Qantas shares rally on strong demand for flights
Australia’s flag carrier Qantas has said it will return to profit this year, sending its shares up by as much as 12 per cent and marking the end of a financial crisis during the coronavirus pandemic.
Qantas, known as the “Flying Kangaroo”, said on Thursday that it would report an underlying pre-tax profit of up to A$1.3bn (US$815mn) in the six months to December, double market estimates, as strong demand for flights offset higher fuel costs and inflation.
Shares in the airline soared to A$5.83, their highest level since November 2021, on the strong profit forecast.
Qantas reported three consecutive years of more than A$1bn losses as a result of pandemic restrictions. It has said it lost A$25bn of revenue during the period.
Net debt, which spiralled to almost A$6.5bn during the pandemic, is expected to fall to between A$3.2bn and A$3.4bn by the end of the year, well below the airline’s A$3.9bn target range.
Qantas had struggled to resume normal operations as pandemic restrictions were loosened. Staff shortages, flight delays, cancellations and rising rates of lost luggage infuriated its customers and prompted harsh criticism of the company.
Its service levels missed targets in September despite significant investment in recruiting extra staff and dispatching office workers to help ground staff.
“It’s been a really challenging time for the national carrier but today’s announcement shows how far we’ve come. Since August, we’ve seen a big improvement in our operational performance and an acceleration in our financial performance,” said Alan Joyce, long-serving Qantas chief executive.

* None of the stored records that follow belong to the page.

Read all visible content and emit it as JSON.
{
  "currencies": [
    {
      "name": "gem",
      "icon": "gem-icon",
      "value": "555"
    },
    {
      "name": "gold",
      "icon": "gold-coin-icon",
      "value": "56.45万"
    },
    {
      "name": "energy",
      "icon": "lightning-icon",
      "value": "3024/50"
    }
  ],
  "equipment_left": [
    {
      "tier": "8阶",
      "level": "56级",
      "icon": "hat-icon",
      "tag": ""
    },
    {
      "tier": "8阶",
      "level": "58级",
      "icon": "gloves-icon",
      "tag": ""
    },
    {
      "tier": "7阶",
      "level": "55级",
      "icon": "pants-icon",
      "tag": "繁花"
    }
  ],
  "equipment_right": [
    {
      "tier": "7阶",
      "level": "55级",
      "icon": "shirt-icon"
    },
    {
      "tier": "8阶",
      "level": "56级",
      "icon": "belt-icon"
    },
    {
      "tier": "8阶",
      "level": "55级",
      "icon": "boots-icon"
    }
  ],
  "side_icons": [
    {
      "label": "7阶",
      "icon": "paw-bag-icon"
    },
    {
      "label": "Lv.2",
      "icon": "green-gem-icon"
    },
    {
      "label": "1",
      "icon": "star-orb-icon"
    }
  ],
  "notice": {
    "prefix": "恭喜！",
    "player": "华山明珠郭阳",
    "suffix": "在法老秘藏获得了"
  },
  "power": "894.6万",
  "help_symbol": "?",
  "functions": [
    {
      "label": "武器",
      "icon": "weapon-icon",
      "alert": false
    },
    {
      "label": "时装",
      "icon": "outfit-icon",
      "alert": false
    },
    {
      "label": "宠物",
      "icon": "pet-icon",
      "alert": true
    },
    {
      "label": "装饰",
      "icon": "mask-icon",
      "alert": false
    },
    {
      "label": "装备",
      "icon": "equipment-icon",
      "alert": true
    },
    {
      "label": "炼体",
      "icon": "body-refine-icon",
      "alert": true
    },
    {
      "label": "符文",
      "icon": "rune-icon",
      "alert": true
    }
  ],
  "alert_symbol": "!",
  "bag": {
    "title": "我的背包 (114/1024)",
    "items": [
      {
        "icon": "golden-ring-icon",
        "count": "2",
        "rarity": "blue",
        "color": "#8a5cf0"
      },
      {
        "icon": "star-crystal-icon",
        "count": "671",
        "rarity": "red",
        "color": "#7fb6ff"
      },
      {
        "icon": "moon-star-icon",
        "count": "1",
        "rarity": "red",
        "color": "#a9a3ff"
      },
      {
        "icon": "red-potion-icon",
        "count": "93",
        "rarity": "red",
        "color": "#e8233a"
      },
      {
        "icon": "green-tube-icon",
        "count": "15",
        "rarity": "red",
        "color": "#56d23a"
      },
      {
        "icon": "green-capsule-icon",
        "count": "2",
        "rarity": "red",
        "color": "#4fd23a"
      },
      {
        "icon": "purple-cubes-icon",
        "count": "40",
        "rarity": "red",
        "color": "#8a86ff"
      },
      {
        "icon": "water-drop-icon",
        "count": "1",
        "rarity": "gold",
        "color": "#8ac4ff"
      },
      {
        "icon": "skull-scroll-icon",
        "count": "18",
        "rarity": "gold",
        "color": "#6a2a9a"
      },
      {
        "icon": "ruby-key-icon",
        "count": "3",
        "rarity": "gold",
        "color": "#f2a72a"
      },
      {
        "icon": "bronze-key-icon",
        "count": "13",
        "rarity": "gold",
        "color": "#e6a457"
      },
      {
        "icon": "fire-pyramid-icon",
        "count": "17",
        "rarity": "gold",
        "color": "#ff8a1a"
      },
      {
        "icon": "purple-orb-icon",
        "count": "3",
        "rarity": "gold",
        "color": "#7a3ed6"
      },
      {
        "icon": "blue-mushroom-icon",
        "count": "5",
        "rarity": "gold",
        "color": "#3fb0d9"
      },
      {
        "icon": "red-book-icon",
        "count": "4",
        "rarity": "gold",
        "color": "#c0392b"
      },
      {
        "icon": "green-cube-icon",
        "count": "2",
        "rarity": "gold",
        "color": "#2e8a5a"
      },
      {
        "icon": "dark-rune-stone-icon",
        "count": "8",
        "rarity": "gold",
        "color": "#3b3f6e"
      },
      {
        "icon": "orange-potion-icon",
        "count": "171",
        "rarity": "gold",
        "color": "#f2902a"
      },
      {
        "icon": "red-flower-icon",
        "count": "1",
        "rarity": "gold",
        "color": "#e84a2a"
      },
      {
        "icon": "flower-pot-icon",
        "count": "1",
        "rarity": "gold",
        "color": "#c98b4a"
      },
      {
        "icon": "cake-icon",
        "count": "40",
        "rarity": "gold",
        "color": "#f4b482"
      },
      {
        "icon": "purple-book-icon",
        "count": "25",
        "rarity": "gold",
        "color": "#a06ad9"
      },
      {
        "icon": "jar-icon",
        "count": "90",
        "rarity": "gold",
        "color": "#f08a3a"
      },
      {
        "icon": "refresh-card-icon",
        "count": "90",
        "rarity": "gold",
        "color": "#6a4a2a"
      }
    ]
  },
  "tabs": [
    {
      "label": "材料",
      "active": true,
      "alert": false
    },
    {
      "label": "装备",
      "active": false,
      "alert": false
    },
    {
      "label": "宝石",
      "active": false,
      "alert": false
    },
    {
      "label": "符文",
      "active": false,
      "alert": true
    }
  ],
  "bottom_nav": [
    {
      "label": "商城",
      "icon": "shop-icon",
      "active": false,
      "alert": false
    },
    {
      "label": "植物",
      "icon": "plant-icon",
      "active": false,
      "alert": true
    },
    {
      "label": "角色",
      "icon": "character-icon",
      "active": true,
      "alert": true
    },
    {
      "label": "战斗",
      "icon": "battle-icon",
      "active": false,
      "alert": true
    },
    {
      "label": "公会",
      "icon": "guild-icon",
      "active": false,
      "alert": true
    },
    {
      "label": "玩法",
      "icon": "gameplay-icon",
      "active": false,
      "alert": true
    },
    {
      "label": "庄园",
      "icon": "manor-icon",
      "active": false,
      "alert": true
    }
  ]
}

Owen Birrell, an analyst with RBC Capital Markets, said the financial results were “impressively strong” but noted that the profit upgrade was driven by higher flight prices.
Joyce, who has run Qantas since 2008, led a A$400mn share buyback this year. He remains at loggerheads with the unions, which have threatened in recent weeks to strike over pay conditions.
Qantas said that after a two-year wage freeze during the airline’s “hibernation”, it would increase wages by 3 per cent, up from 2 per cent, at a cost to the airline of A$40mn.
“The fact our financial recovery has accelerated means we can invest more in rewarding our employees, who are doing an amazing job,” Joyce said, adding that staff were also paid A$200mn worth of bonuses.
But the aviation union criticised Joyce for only raising staff wages by an additional 1 percentage point during an inflation and cost of living crisis, highlighting that the chief executive could be paid millions of dollars more this year as the share price rises.
Michael Kaine, national secretary of the Transport Workers’ Union, said: “Qantas management under Joyce has treated its own workforce as its nemesis — workers have been villainised, victimised and are now being used as pawns in Qantas’ latest PR stunt.”